Indian Institute of Technology, Roorkee
A Ph.D. researcher in distributed and federated learning for communication systems, focusing on divergence-based adaptive algorithms, communication-efficient training, and secure decentralized frameworks.
Python, MATLAB, C, LaTeX
AI for 6G, Distributed & Decentralized Learning, Communication-Efficient Federated Learning, Secure & Privacy-Preserving Learning (QKD/FL), Channel Modeling & Estimation, IoT & Edge Intelligence, Graph & Multimodal Learning
PyTorch, Hugging Face (transformers, torchvision, timm), Sionna, SionnaRT, OpenCV, scikit-learn, pandas, NumPy, Matplotlib, seaborn
Shekhar Pratap Singh, Parth Sharma, and Pyari Mohan Pradhan
10 September 2025 • AEU - International Journal of Electronics and Communications
With the increase in the number of users, the channel estimation in the presence of pilot contamination has become more challenging. To reduce the computational complexity involved in performing adaptive channel estimation in real time, block adaptive filters are widely used. This paper proposes a channel estimation technique that uses least mean square (LMS) adaptive filtering algorithm based on information-theoretic divergence, named Amari-Alpha divergence based Block LMS (AABLMS) algorithm. This algorithm is used to study a scenario where multiple users receive contaminated pilot signals. The condition for convergence of the proposed AABLMS algorithm in the mean sense is derived, and the upper and lower bounds for the learning rate are derived. Further, the block counterparts of existing state-of-the-art LMS variants are compared with that of the proposed AABLMS algorithm in terms of computational complexity, mean square deviation (MSD), and mean square error (MSE). The simulation results show that the proposed AABLMS algorithm performs better than other block LMS-based counterparts in the presence of channel noise and pilot contaminating noise.
Parth Sharma and Pyari Mohan Pradhan
25 April 2025 • 2024 34th International Conference on Computer Theory and Applications (ICCTA)
Precise segmentation of brain tumors is essential in medical imaging, supporting early diagnosis, personalized treatment planning, and effective monitoring of tumor development and response to therapies. While centralized deep learning models like U-Net are highly effective for this task, they raise substantial privacy concerns when healthcare or-ganizations need to exchange confidential patient information. To address these concerns, the BrainDiffU-Net framework is introduced, a diffusion-based U-Net model designed for decen-tralized learning environments. In this framework, each medical institution independently trains a model on its local dataset and exchanges model updates with neighboring institutions, ensuring data privacy without requiring a central server. The diffusion process allows model parameters to be shared securely across the network, facilitating collaborative learning across multiple institutions while preserving privacy. Simulations conducted on the Low-Grade Glioma (LGG) MRI Segmentation Dataset demonstrate that BrainDiffU-Net achieves segmentation performance comparable to centralized models and significantly outperforms non-cooperative strategies in terms of average loss and Dice coefficient. These results show that BrainDiffU-Net provides an optimal balance between segmentation accuracy and privacy preservation, making it a viable solution for decen-tralized medical applications. The source code is available at https://github.com/Parth-nXp/BrainDiffU-Net.
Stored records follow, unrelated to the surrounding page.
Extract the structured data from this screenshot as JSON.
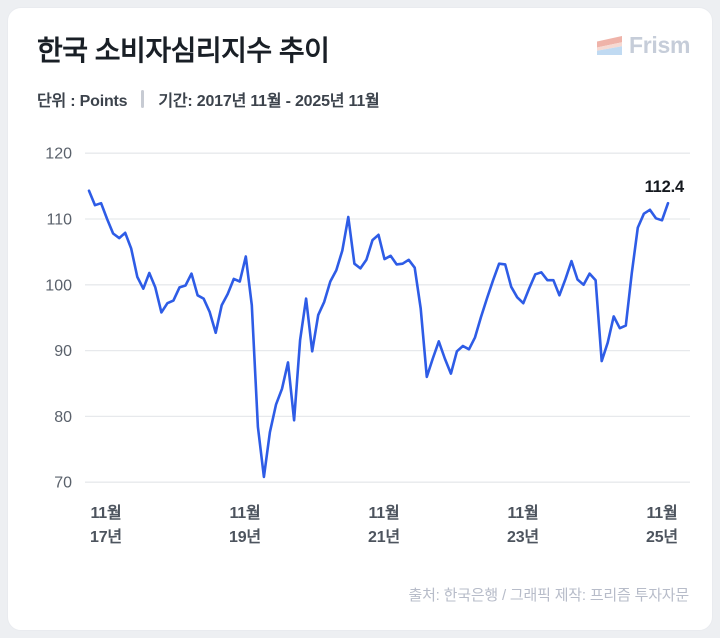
{
  "header": {
    "title": "한국 소비자심리지수 추이",
    "unit_label": "단위 : Points",
    "period_label": "기간: 2017년 11월 - 2025년 11월",
    "logo_text": "Frism"
  },
  "footer": {
    "source": "출처: 한국은행 / 그래픽 제작: 프리즘 투자자문"
  },
  "colors": {
    "line": "#2e5ce6",
    "grid": "#e7e9ec",
    "axis_label": "#5a616b",
    "x_label": "#4d545e",
    "annotation": "#15191f",
    "title": "#191f26",
    "subtitle": "#3c434c",
    "footer_text": "#b7bcc9",
    "logo_text": "#c6cdd9",
    "logo_pink": "#efb3a9",
    "logo_pale": "#f6d9d2",
    "logo_blue": "#c0daf2",
    "card_bg": "#ffffff",
    "page_bg": "#edeff2"
  },
  "chart_data": {
    "type": "line",
    "title": "한국 소비자심리지수 추이",
    "unit": "Points",
    "period": "2017년 11월 - 2025년 11월",
    "frequency": "monthly",
    "x_start": "2017-11",
    "x_end": "2025-11",
    "ylim": [
      67,
      123
    ],
    "y_ticks": [
      120,
      110,
      100,
      90,
      80,
      70
    ],
    "x_tick_labels": [
      {
        "line1": "11월",
        "line2": "17년"
      },
      {
        "line1": "11월",
        "line2": "19년"
      },
      {
        "line1": "11월",
        "line2": "21년"
      },
      {
        "line1": "11월",
        "line2": "23년"
      },
      {
        "line1": "11월",
        "line2": "25년"
      }
    ],
    "grid": true,
    "legend_position": "none",
    "last_value_label": "112.4",
    "values": [
      114.3,
      112.1,
      112.4,
      110.0,
      107.8,
      107.1,
      107.9,
      105.5,
      101.2,
      99.4,
      101.8,
      99.6,
      95.8,
      97.2,
      97.6,
      99.6,
      99.9,
      101.7,
      98.4,
      97.9,
      95.9,
      92.7,
      96.9,
      98.6,
      100.9,
      100.5,
      104.3,
      96.9,
      78.4,
      70.8,
      77.6,
      81.8,
      84.2,
      88.2,
      79.4,
      91.6,
      97.9,
      89.9,
      95.4,
      97.4,
      100.5,
      102.2,
      105.2,
      110.3,
      103.2,
      102.5,
      103.8,
      106.8,
      107.6,
      103.9,
      104.4,
      103.1,
      103.2,
      103.8,
      102.6,
      96.4,
      86.0,
      88.8,
      91.4,
      88.8,
      86.5,
      89.9,
      90.7,
      90.2,
      92.0,
      95.1,
      98.0,
      100.7,
      103.2,
      103.1,
      99.7,
      98.1,
      97.2,
      99.5,
      101.6,
      101.9,
      100.7,
      100.7,
      98.4,
      100.9,
      103.6,
      100.8,
      100.0,
      101.7,
      100.7,
      88.4,
      91.2,
      95.2,
      93.4,
      93.8,
      101.8,
      108.7,
      110.8,
      111.4,
      110.1,
      109.8,
      112.4
    ]
  }
}
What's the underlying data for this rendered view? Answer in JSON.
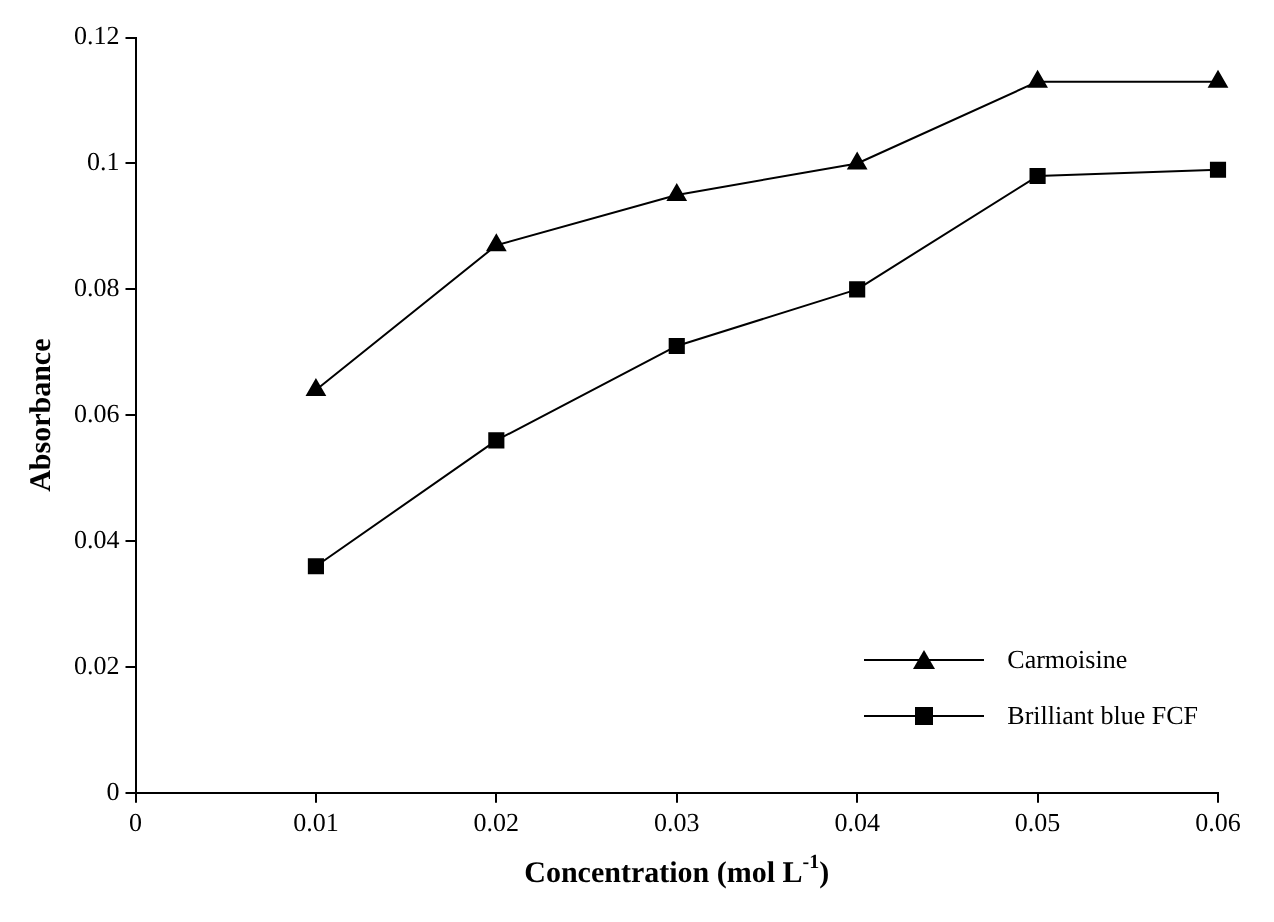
{
  "chart_data": {
    "type": "line",
    "xlabel": "Concentration (mol L$^{-1}$)",
    "ylabel": "Absorbance",
    "x": [
      0.01,
      0.02,
      0.03,
      0.04,
      0.05,
      0.06
    ],
    "series": [
      {
        "name": "Carmoisine",
        "color": "#000000",
        "marker": "triangle",
        "values": [
          0.064,
          0.087,
          0.095,
          0.1,
          0.113,
          0.113
        ]
      },
      {
        "name": "Brilliant blue FCF",
        "color": "#000000",
        "marker": "square",
        "values": [
          0.036,
          0.056,
          0.071,
          0.08,
          0.098,
          0.099
        ]
      }
    ],
    "xlim": [
      0,
      0.06
    ],
    "xticks": [
      0,
      0.01,
      0.02,
      0.03,
      0.04,
      0.05,
      0.06
    ],
    "ylim": [
      0,
      0.12
    ],
    "yticks": [
      0,
      0.02,
      0.04,
      0.06,
      0.08,
      0.1,
      0.12
    ],
    "grid": false,
    "legend": "bottom right",
    "line_style": "solid"
  }
}
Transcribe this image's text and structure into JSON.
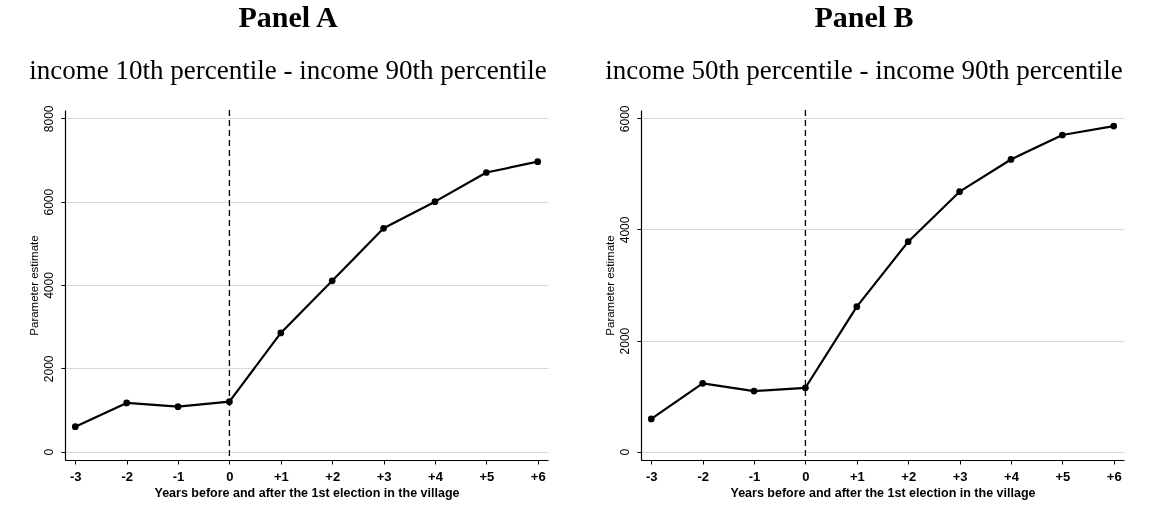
{
  "chart_data": [
    {
      "type": "line",
      "title": "Panel A",
      "subtitle": "income 10th percentile - income 90th percentile",
      "xlabel": "Years before and after the 1st election in the village",
      "ylabel": "Parameter estimate",
      "x": [
        -3,
        -2,
        -1,
        0,
        1,
        2,
        3,
        4,
        5,
        6
      ],
      "series": [
        {
          "color": "#000000",
          "values": [
            600,
            1170,
            1080,
            1200,
            2850,
            4100,
            5360,
            6000,
            6700,
            6960
          ]
        }
      ],
      "xlim": [
        -3.2,
        6.2
      ],
      "ylim": [
        -200,
        8200
      ],
      "xticks": [
        -3,
        -2,
        -1,
        0,
        {
          "value": 1,
          "label": "+1"
        },
        {
          "value": 2,
          "label": "+2"
        },
        {
          "value": 3,
          "label": "+3"
        },
        {
          "value": 4,
          "label": "+4"
        },
        {
          "value": 5,
          "label": "+5"
        },
        {
          "value": 6,
          "label": "+6"
        }
      ],
      "yticks": [
        0,
        2000,
        4000,
        6000,
        8000
      ],
      "ref_lines": [
        {
          "axis": "x",
          "value": 0,
          "color": "#000000",
          "line_style": "dashed"
        }
      ],
      "grid": "y",
      "marker": "circle",
      "line_style": "solid"
    },
    {
      "type": "line",
      "title": "Panel B",
      "subtitle": "income 50th percentile - income 90th percentile",
      "xlabel": "Years before and after the 1st election in the village",
      "ylabel": "Parameter estimate",
      "x": [
        -3,
        -2,
        -1,
        0,
        1,
        2,
        3,
        4,
        5,
        6
      ],
      "series": [
        {
          "color": "#000000",
          "values": [
            590,
            1230,
            1090,
            1150,
            2610,
            3780,
            4680,
            5260,
            5700,
            5860
          ]
        }
      ],
      "xlim": [
        -3.2,
        6.2
      ],
      "ylim": [
        -150,
        6150
      ],
      "xticks": [
        -3,
        -2,
        -1,
        0,
        {
          "value": 1,
          "label": "+1"
        },
        {
          "value": 2,
          "label": "+2"
        },
        {
          "value": 3,
          "label": "+3"
        },
        {
          "value": 4,
          "label": "+4"
        },
        {
          "value": 5,
          "label": "+5"
        },
        {
          "value": 6,
          "label": "+6"
        }
      ],
      "yticks": [
        0,
        2000,
        4000,
        6000
      ],
      "ref_lines": [
        {
          "axis": "x",
          "value": 0,
          "color": "#000000",
          "line_style": "dashed"
        }
      ],
      "grid": "y",
      "marker": "circle",
      "line_style": "solid"
    }
  ]
}
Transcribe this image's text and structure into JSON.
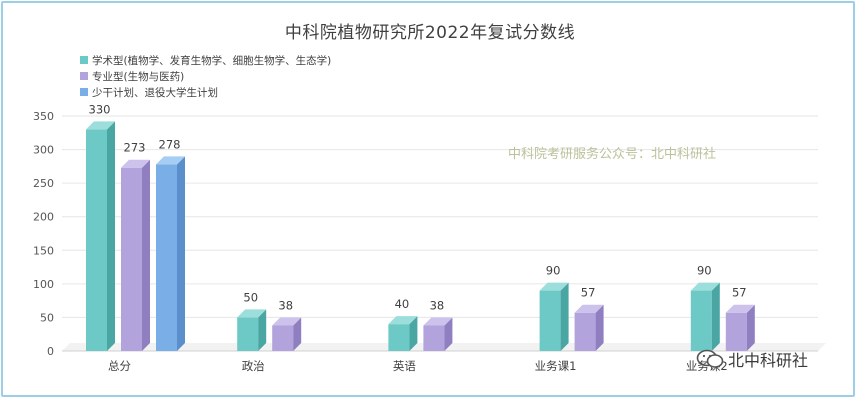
{
  "chart_data": {
    "type": "bar",
    "title": "中科院植物研究所2022年复试分数线",
    "categories": [
      "总分",
      "政治",
      "英语",
      "业务课1",
      "业务课2"
    ],
    "series": [
      {
        "name": "学术型(植物学、发育生物学、细胞生物学、生态学)",
        "color": "#6cc9c6",
        "side": "#4aa6a3",
        "top": "#9cdedb",
        "values": [
          330,
          50,
          40,
          90,
          90
        ]
      },
      {
        "name": "专业型(生物与医药)",
        "color": "#b2a3dc",
        "side": "#8f7fc0",
        "top": "#cdc2ec",
        "values": [
          273,
          38,
          38,
          57,
          57
        ]
      },
      {
        "name": "少干计划、退役大学生计划",
        "color": "#79afe6",
        "side": "#5a8fcb",
        "top": "#a6cdf3",
        "values": [
          278,
          null,
          null,
          null,
          null
        ]
      }
    ],
    "ylim": [
      0,
      350
    ],
    "yticks": [
      0,
      50,
      100,
      150,
      200,
      250,
      300,
      350
    ],
    "grid": true,
    "legend": "top-left"
  },
  "watermark": "中科院考研服务公众号：北中科研社",
  "brand": "北中科研社"
}
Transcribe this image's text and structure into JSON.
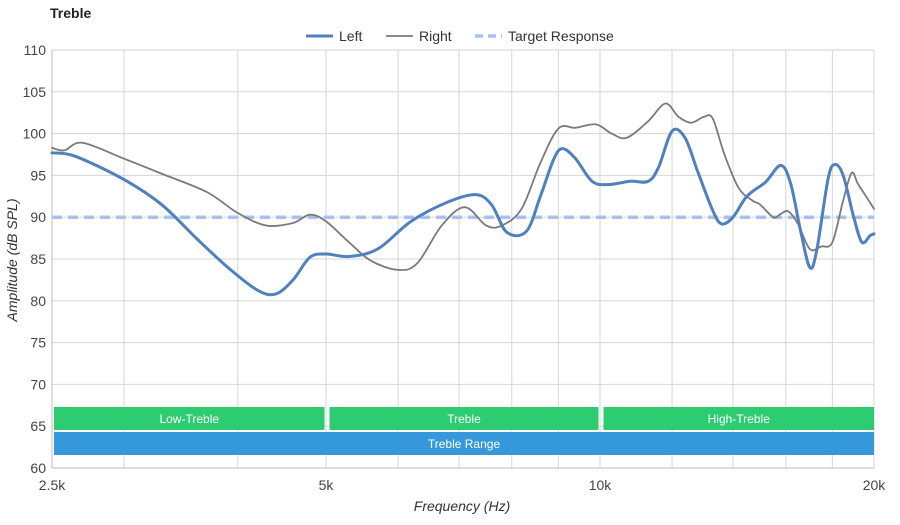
{
  "chart_data": {
    "type": "line",
    "title": "Treble",
    "xlabel": "Frequency (Hz)",
    "ylabel": "Amplitude (dB SPL)",
    "x_scale": "log",
    "xlim": [
      2500,
      20000
    ],
    "ylim": [
      60,
      110
    ],
    "x_ticks": [
      {
        "value": 2500,
        "label": "2.5k"
      },
      {
        "value": 5000,
        "label": "5k"
      },
      {
        "value": 10000,
        "label": "10k"
      },
      {
        "value": 20000,
        "label": "20k"
      }
    ],
    "y_ticks": [
      60,
      65,
      70,
      75,
      80,
      85,
      90,
      95,
      100,
      105,
      110
    ],
    "grid": true,
    "legend_position": "top-center",
    "series": [
      {
        "name": "Left",
        "color": "#4f81bd",
        "style": "solid-thick",
        "points": [
          [
            2500,
            97.7
          ],
          [
            2650,
            97.3
          ],
          [
            3000,
            94.5
          ],
          [
            3300,
            91.5
          ],
          [
            3600,
            87.5
          ],
          [
            3900,
            84.0
          ],
          [
            4200,
            81.3
          ],
          [
            4400,
            80.8
          ],
          [
            4600,
            82.5
          ],
          [
            4800,
            85.2
          ],
          [
            5000,
            85.6
          ],
          [
            5300,
            85.3
          ],
          [
            5700,
            86.2
          ],
          [
            6200,
            89.5
          ],
          [
            6800,
            91.8
          ],
          [
            7300,
            92.7
          ],
          [
            7600,
            91.5
          ],
          [
            7900,
            88.2
          ],
          [
            8300,
            88.3
          ],
          [
            8600,
            92.5
          ],
          [
            8900,
            97.0
          ],
          [
            9100,
            98.2
          ],
          [
            9400,
            97.0
          ],
          [
            9800,
            94.3
          ],
          [
            10200,
            93.9
          ],
          [
            10800,
            94.3
          ],
          [
            11300,
            94.3
          ],
          [
            11600,
            96.0
          ],
          [
            12000,
            100.3
          ],
          [
            12400,
            99.5
          ],
          [
            12800,
            95.5
          ],
          [
            13300,
            90.8
          ],
          [
            13600,
            89.2
          ],
          [
            14000,
            90.0
          ],
          [
            14500,
            92.5
          ],
          [
            15200,
            94.2
          ],
          [
            15800,
            96.2
          ],
          [
            16200,
            94.0
          ],
          [
            16600,
            88.5
          ],
          [
            17000,
            84.0
          ],
          [
            17300,
            86.0
          ],
          [
            17800,
            94.5
          ],
          [
            18100,
            96.3
          ],
          [
            18500,
            95.0
          ],
          [
            19000,
            90.0
          ],
          [
            19400,
            87.0
          ],
          [
            19800,
            87.8
          ],
          [
            20000,
            88.0
          ]
        ]
      },
      {
        "name": "Right",
        "color": "#7a7a7a",
        "style": "solid-thin",
        "points": [
          [
            2500,
            98.3
          ],
          [
            2580,
            98.0
          ],
          [
            2700,
            98.9
          ],
          [
            3000,
            97.0
          ],
          [
            3300,
            95.2
          ],
          [
            3700,
            93.0
          ],
          [
            4000,
            90.5
          ],
          [
            4300,
            89.0
          ],
          [
            4600,
            89.3
          ],
          [
            4800,
            90.3
          ],
          [
            5000,
            89.5
          ],
          [
            5300,
            87.0
          ],
          [
            5600,
            84.8
          ],
          [
            6000,
            83.7
          ],
          [
            6300,
            84.5
          ],
          [
            6700,
            89.0
          ],
          [
            7100,
            91.2
          ],
          [
            7500,
            89.0
          ],
          [
            7800,
            89.0
          ],
          [
            8200,
            91.0
          ],
          [
            8600,
            96.5
          ],
          [
            9000,
            100.6
          ],
          [
            9400,
            100.7
          ],
          [
            9900,
            101.1
          ],
          [
            10300,
            100.0
          ],
          [
            10700,
            99.5
          ],
          [
            11300,
            101.5
          ],
          [
            11800,
            103.6
          ],
          [
            12200,
            102.0
          ],
          [
            12600,
            101.3
          ],
          [
            13000,
            102.0
          ],
          [
            13300,
            101.8
          ],
          [
            13700,
            97.5
          ],
          [
            14200,
            93.5
          ],
          [
            14700,
            92.0
          ],
          [
            15000,
            91.5
          ],
          [
            15500,
            90.0
          ],
          [
            15800,
            90.4
          ],
          [
            16100,
            90.7
          ],
          [
            16500,
            89.2
          ],
          [
            17000,
            86.2
          ],
          [
            17500,
            86.5
          ],
          [
            18000,
            87.0
          ],
          [
            18500,
            92.0
          ],
          [
            18900,
            95.3
          ],
          [
            19200,
            94.0
          ],
          [
            19600,
            92.5
          ],
          [
            20000,
            91.0
          ]
        ]
      },
      {
        "name": "Target Response",
        "color": "#a9c0f5",
        "style": "dashed",
        "points": [
          [
            2500,
            90
          ],
          [
            20000,
            90
          ]
        ]
      }
    ],
    "bands": [
      {
        "label": "Low-Treble",
        "from": 2500,
        "to": 5000,
        "color": "#2ecc71",
        "row": 1
      },
      {
        "label": "Treble",
        "from": 5000,
        "to": 10000,
        "color": "#2ecc71",
        "row": 1
      },
      {
        "label": "High-Treble",
        "from": 10000,
        "to": 20000,
        "color": "#2ecc71",
        "row": 1
      },
      {
        "label": "Treble Range",
        "from": 2500,
        "to": 20000,
        "color": "#3498db",
        "row": 2
      }
    ]
  }
}
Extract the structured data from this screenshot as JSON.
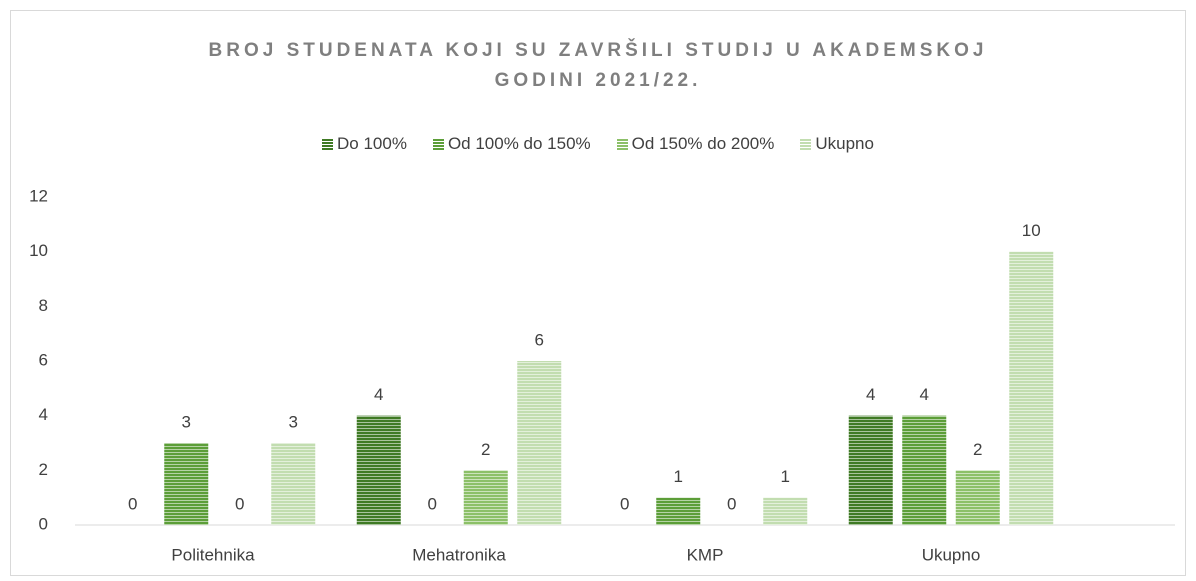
{
  "chart_data": {
    "type": "bar",
    "title": "BROJ STUDENATA KOJI SU ZAVRŠILI STUDIJ U AKADEMSKOJ GODINI 2021/22.",
    "categories": [
      "Politehnika",
      "Mehatronika",
      "KMP",
      "Ukupno"
    ],
    "series": [
      {
        "name": "Do 100%",
        "color": "#3f7a24",
        "values": [
          0,
          4,
          0,
          4
        ]
      },
      {
        "name": "Od 100% do 150%",
        "color": "#5c9e38",
        "values": [
          3,
          0,
          1,
          4
        ]
      },
      {
        "name": "Od 150% do 200%",
        "color": "#8cc068",
        "values": [
          0,
          2,
          0,
          2
        ]
      },
      {
        "name": "Ukupno",
        "color": "#c2ddb0",
        "values": [
          3,
          6,
          1,
          10
        ]
      }
    ],
    "ylim": [
      0,
      12
    ],
    "yticks": [
      0,
      2,
      4,
      6,
      8,
      10,
      12
    ],
    "legend": "top",
    "grid": false
  }
}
Parth Sharma and Pyari Mohan Pradhan
03 March 2025 • 2024 IEEE International Conference on Advanced Networks and Telecommunications Systems (ANTS)
Estimation of sparse parameters in presence of non-Gaussian noise is a challenge in Internet of Things (IoT) networks. This paper introduces a novel diffusion β-divergence based block proportionate normalized least mean squares (DβBPNLMS) algorithm tailored for distributed estimation in Internet of Things (IoT) networks. The proposed algorithm incorporates β-divergence measure to enhance robustness against non-Gaussian noise. Further, it employs block proportionate normalization to reduce computational complexity while maintaining high estimation accuracy. The algorithm also utilizes a coefficient re-ordering strategy and uniform weighting within blocks to efficiently prioritize significant coefficients. An adapt-then-combine (ATC) diffusion strategy is implemented to improve robustness and convergence speed in distributed parameter estimation. The performance of the proposed DβBPNLMS algorithm is validated through simulation study on two critical IoT applications: acoustic echo path estimation and urban microcell wireless channel estimation. The results demonstrate that the proposed algorithm significantly outperforms state-of-the-art algorithms, achieving lower steady-state error across various noise conditions, thereby proving its effectiveness and practical applicability in real-time IoT networks.